The Banco Popular Foundation came in second, receiving more than $7 million, while the Puerto Rico Community Foundation rounded out the top three beneficiaries, with a little more than $4 million in awards. The other organizations that also benefited were: the FNZ Foundation, with $2.6 million; the Davis-Villamil Family Foundation, with a little more than $1 million; the Flamboyán Foundation, with $942,000; the Unanue López Family Foundation, with $831,258; the Harvey Foundation, with $275,500; and the Miranda Foundation, with $120,356.
The results of the comprehensive study were unveiled during a gathering last week, when Puerto Rico Community Foundation President Nelson I. Colón-Tarrats said the study shows the capacity the island has had to increase philanthropic investment.Puerto Rico Community Foundation President Nelson I. Colón-Tarrats
“I’m proud that we were able to present this important study in Puerto Rico, not only because we represent an important group within the Latino community in the United States, but because we are a strategic bridge between the U.S. mainland and Latin America,” he said. “Furthermore, the study demonstrates the ability we had in Puerto Rico to increase philanthropic investment during the period.”
Windfall for Latin American region
The foundations sampled in the study awarded 4,649 grants totaling more than $1 billion targeting Latin America between 2007 and 2009, the study revealed.
The region’s top 10 funders provided 77 percent, or $805.4 million, of grant dollars awarded for Latin America. Among the top funders were the Washington State–based Bill & Melinda Gates Foundation, distributing $228.9 million; California–based Gordon and Betty Moore Foundation, awarding $167.2 million; and New York–based Ford Foundation, allocating $151.6 million.

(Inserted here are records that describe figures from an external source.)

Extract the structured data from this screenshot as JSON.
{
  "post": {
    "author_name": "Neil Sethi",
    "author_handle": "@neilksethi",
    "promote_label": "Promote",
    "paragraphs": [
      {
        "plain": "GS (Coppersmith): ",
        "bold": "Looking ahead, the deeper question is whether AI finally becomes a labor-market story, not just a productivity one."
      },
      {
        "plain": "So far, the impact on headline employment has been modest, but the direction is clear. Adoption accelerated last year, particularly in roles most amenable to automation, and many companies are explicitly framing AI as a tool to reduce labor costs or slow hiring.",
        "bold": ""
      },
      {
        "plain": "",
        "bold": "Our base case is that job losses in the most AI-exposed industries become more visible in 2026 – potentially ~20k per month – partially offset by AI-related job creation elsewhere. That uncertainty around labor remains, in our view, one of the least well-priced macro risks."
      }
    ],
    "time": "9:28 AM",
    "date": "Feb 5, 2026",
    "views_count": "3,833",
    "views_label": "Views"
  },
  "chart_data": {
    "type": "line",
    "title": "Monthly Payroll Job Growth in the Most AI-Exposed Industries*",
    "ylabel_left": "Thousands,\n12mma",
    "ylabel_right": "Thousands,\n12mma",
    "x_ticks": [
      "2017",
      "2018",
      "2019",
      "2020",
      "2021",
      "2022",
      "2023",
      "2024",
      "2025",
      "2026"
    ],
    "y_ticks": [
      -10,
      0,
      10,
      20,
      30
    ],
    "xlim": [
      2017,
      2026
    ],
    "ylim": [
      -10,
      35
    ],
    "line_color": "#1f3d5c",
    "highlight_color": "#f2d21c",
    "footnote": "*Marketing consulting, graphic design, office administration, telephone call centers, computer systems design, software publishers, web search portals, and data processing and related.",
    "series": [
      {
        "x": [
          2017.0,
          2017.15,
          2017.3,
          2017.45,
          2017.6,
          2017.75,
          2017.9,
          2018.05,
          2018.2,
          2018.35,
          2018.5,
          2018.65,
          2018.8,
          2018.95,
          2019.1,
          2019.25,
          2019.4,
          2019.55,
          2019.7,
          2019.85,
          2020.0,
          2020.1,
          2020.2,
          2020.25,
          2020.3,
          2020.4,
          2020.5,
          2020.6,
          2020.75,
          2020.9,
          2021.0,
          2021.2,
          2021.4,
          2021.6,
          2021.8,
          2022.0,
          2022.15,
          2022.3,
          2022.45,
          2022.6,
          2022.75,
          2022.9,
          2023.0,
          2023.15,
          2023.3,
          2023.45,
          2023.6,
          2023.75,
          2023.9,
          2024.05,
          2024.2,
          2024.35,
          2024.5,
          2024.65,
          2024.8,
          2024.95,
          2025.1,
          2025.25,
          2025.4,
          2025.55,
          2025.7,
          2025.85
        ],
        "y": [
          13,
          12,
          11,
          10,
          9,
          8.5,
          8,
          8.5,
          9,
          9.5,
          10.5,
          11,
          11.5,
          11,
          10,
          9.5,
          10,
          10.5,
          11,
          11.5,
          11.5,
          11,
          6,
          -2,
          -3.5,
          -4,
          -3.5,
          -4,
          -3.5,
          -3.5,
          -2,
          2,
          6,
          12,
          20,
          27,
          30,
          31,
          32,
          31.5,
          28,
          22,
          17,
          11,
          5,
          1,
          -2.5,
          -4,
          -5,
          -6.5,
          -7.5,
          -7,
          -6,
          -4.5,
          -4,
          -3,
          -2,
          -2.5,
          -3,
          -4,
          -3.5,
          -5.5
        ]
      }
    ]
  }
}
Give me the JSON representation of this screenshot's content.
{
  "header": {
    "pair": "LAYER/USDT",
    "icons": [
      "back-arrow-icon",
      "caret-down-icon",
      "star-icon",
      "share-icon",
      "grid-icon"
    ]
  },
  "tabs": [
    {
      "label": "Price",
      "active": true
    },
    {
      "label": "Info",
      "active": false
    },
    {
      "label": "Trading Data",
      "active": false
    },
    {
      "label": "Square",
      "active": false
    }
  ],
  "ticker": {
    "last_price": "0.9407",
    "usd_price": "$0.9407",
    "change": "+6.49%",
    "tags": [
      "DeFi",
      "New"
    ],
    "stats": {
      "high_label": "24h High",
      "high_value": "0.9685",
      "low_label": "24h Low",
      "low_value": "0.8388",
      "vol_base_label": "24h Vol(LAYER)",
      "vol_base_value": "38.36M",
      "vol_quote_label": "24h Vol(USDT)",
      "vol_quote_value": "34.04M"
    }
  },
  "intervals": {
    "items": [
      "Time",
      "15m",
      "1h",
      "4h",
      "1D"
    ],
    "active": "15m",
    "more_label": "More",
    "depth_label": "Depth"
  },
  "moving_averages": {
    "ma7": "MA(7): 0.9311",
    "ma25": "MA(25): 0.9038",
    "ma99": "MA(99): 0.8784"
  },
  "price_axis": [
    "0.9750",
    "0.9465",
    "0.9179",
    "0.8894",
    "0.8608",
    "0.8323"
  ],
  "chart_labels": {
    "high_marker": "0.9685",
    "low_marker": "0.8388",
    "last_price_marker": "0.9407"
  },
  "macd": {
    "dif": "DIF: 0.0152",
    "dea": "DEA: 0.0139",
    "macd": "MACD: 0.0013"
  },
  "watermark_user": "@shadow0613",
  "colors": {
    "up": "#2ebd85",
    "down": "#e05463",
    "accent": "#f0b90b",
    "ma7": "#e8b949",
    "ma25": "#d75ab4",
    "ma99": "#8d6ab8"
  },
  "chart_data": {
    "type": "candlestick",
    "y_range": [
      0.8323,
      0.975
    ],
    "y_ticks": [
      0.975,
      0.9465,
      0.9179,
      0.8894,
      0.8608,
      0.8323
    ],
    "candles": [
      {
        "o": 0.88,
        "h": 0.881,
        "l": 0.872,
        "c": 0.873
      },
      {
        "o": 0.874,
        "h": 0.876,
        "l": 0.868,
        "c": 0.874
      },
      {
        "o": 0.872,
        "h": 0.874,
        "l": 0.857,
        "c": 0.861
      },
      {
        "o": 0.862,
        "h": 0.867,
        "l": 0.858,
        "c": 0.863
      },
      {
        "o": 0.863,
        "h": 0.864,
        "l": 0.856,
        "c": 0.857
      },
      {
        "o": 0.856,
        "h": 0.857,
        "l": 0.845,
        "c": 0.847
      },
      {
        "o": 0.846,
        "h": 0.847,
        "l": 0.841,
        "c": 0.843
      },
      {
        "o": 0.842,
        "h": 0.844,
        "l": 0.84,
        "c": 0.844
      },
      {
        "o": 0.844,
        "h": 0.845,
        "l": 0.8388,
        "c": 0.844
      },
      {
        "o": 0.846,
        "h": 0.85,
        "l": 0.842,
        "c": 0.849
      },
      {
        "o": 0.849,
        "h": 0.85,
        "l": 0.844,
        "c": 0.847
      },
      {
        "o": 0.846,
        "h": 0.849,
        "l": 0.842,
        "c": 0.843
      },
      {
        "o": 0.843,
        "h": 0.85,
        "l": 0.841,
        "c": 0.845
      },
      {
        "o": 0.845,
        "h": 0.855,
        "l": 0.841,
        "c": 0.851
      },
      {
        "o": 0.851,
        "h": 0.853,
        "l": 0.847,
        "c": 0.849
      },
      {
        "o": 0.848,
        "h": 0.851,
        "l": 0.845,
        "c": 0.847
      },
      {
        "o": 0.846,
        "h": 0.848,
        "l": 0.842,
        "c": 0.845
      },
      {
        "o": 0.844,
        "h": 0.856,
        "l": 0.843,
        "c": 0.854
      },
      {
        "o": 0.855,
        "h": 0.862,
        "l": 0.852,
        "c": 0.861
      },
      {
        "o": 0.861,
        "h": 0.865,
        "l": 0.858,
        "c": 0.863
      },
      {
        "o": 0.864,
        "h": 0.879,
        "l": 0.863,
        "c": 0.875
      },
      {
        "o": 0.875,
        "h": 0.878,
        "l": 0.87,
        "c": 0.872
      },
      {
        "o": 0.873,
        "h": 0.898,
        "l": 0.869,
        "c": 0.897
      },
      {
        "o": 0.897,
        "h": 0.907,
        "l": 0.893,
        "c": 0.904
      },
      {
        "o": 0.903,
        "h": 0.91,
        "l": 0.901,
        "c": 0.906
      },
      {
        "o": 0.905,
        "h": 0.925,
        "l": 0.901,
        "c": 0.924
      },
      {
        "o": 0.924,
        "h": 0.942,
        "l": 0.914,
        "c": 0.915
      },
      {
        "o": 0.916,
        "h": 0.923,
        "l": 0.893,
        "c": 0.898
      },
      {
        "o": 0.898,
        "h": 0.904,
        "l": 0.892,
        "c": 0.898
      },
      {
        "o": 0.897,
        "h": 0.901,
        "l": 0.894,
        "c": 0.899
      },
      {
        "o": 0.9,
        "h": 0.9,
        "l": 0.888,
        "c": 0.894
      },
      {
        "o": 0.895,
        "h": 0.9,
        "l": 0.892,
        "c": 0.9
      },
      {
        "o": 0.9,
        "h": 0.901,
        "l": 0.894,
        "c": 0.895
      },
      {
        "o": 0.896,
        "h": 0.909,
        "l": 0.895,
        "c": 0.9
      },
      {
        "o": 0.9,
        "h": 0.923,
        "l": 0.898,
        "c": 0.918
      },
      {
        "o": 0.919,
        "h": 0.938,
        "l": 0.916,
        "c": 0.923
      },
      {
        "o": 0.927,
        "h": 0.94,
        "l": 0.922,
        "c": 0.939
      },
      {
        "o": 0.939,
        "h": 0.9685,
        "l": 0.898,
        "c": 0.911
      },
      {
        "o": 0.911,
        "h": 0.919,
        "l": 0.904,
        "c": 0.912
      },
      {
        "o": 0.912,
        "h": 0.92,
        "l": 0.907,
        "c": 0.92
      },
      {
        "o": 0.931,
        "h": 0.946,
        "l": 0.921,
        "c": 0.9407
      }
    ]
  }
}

“The largest grant awarded for Latin America during this time was a $50 million grant from the Gates Foundation to the DC–based Inter-American Development Bank to support the adoption and scale-up of proven cost-effective interventions in maternal, neonatal, and reproductive health, nutrition, and immunization to improve the health of the poorest women and children in Mesoamerica,” the study concluded.